"You have to do this or that but meanwhile, life just passes you by."
If you are like me and think that a lot of mainstream comedy films have lost their edge (and by edge I mean the aspects that make them feel like a movie rather than just lightly edited improvisation or low brow parades of shock value) then I revel in the chance to experience something that is not only hilarious, but also has a cinematic feel. A film that has thematic weight, emotional arcs, excellent direction and succeeds in weaving these elements with comedy. In other news guess what I thought of the internationally acclaimed ‘Toni Erdmann’?
Winfried Conradi (Peter Simonischek) is a divorced music teacher, an old-age hippie of sorts, with a passion for bizarre pranks involving several fake personas. When his beloved dog dies he tries to reconnect with his daughter Innes (Sandra Hüller), who is pursuing a successful career in business, but she is reluctant to embrace him as a part of her new life.

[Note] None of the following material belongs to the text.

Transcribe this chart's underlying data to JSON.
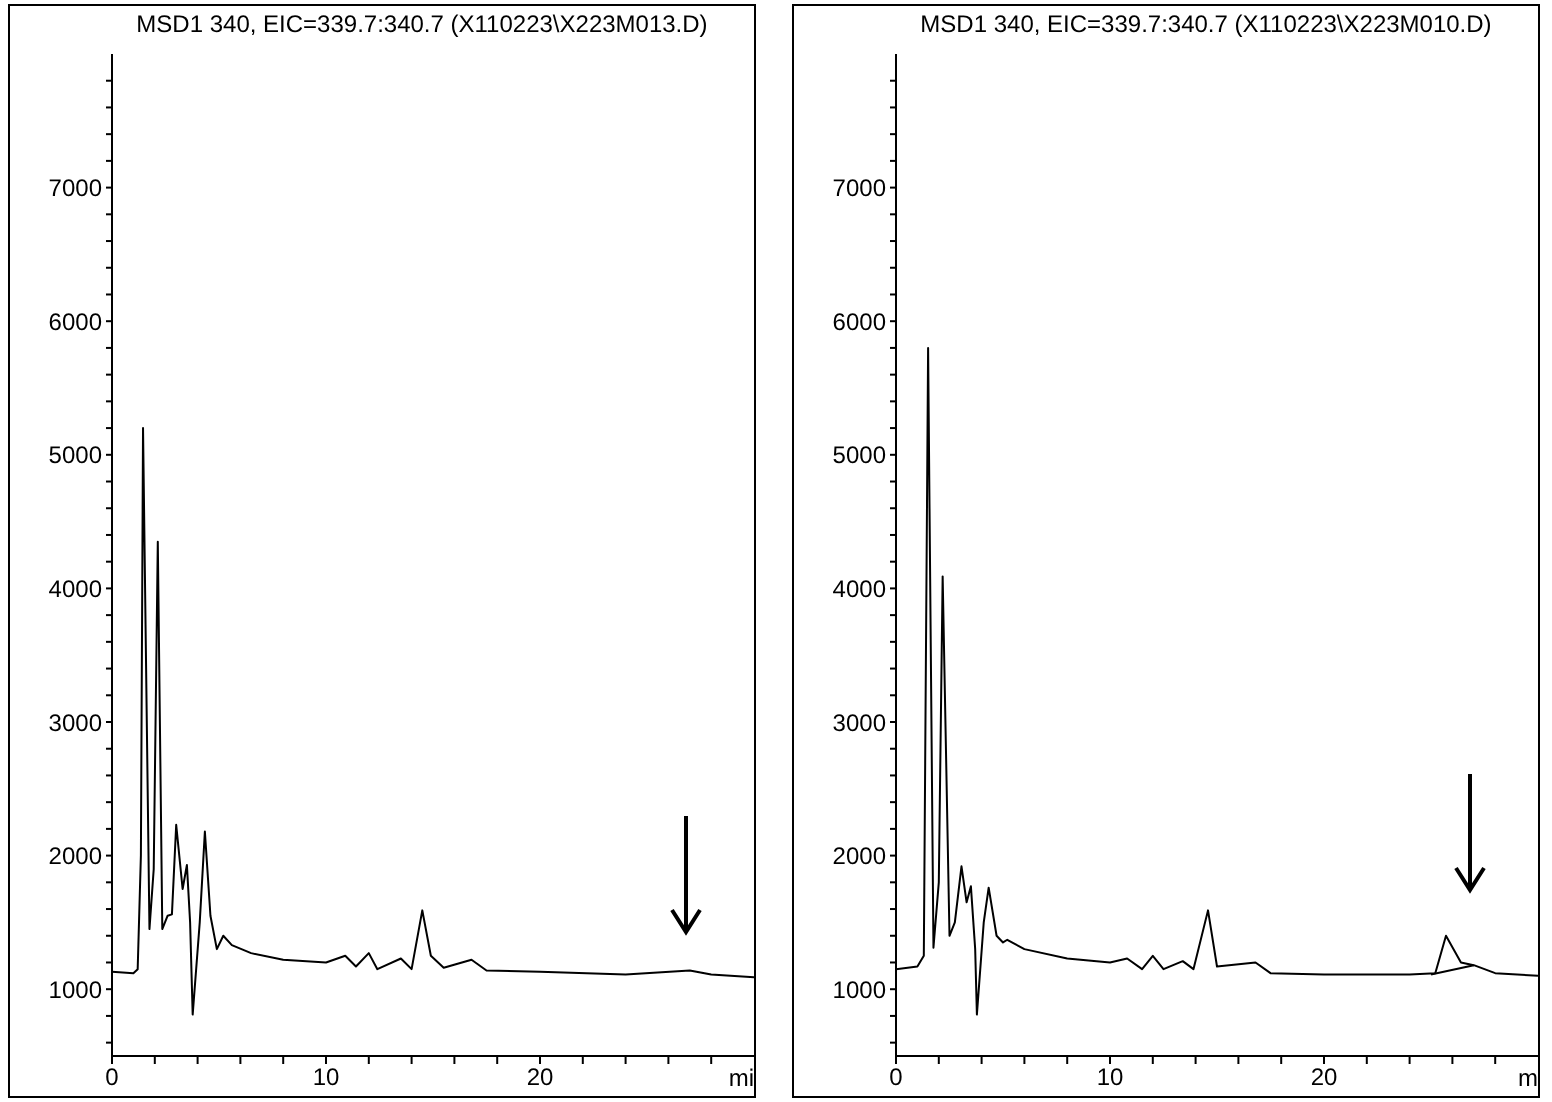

I could envision people being underwhelmed by ‘Toni Erdmann’ based on the reviews heading into news outlets. The first thing every other critic has said about the movie is how outlandishly hilarious it is, and while I profess to laughing several times throughout the film, it was not the humour that struck me the most. What left the biggest impression on me was its detailed portrait it painted not just of its individual characters, but of human relations and human behaviour in general. In fact if I can life the ideas raised in reviews by other people once more, many reviews noted that they could imagine Robin Williams being perfect in the lead role. Having seen the film I now understand exactly what they meant.
You see, despite ‘Toni Erdmann’ being a comedy of manners, absurdity and farce, it also delves into darker territory when it questions what drives a comedian/performer to feel a need to make everyone around him laugh. It is a subtle character study of inner pain as well as external hilarity that is at times comedic but at others tragically bittersweet. It uses subtle writing and implied histories to create characters that are not only engaging but also surpassingly complex. Though the runtime of 162 minutes would seem implausibly long, for the most part the film moves along with great pace due to how that runtime not only allows for numerous comedic situations but also to explore the dynamics between those characters in multiple ways to gain new insights into their relationship.
The film’s writer and director Maren Ade has yet to break through to mainstream audiences, but her reputation on the international circuit is highly sought. With ‘Toni Erdmann’ she has created a film that cannot really be classified into one category. Of course one could call it a comedy or a drama, but the way it blends those two contrasting elements together in such a cohesive and structurally sound way is incredible to behold. Even in the film’s most absurdly funny moments we are learning about the characters in a dramatic and complex manner. It gets to the point where you are unsure of whether a scene is designed to be funny or tragic because on multiple occasions it accomplishes both at the same time.
But to return to my original point, those going into ‘Toni Erdmann’ expecting a standard comedy film will most likely be confused. As well as integrating the tragic with the comic so brilliantly and poignantly, the film does so with such a unique vision that it almost catches you off guard. Its sense of humour is almost as absurd as its main character but at the same time the film is achingly realistic. One way it maintains this perfect balance is by including such rich detail in its storytelling. Though the trope of a rich business executive being an emotionally empty shell is a frequently used one, the film takes the time to illustrate why a person reaches that state. It shows the exhausting process of maintaining a career, the effort one puts into it and how in Innes’ case she has to fight even harder in the face of an environment tailored almost exclusively for men (which also gives an element of biting social commentary to the film as well). The same could be said for how ‘Toni Erdmann’ paints Winifred as a non-stop comedian, asserting that no one is that consistently funny without some inner desire to make others laugh by either forgetting their own pain or wanting to project their emotions onto others. The tremendous performances and understated direction only further illustrate these aspects of the film.
Even its emotions are intelligently handled. Rather than relying on simple emotional manipulation ‘Toni Erdmann’ trusts the viewer to take away from the film what they brought to it. So many comedy movies feel the need to tell the audience when to be happy, when to be sad, which characters they have to like and which ones not to. But a viewer could easily look at Winifred and find him infuriating with his continuous comedy, though they can still sympathise with him due to the three dimensional portrait the movie has crafted as well as how it makes things clear that while people’s actions are not always perfect from a different perspective their hearts re in the right place, such is the way in life.
A heartfelt, humane and often hilarious film, ‘Toni Erdmann’ is unique and beyond categorisation.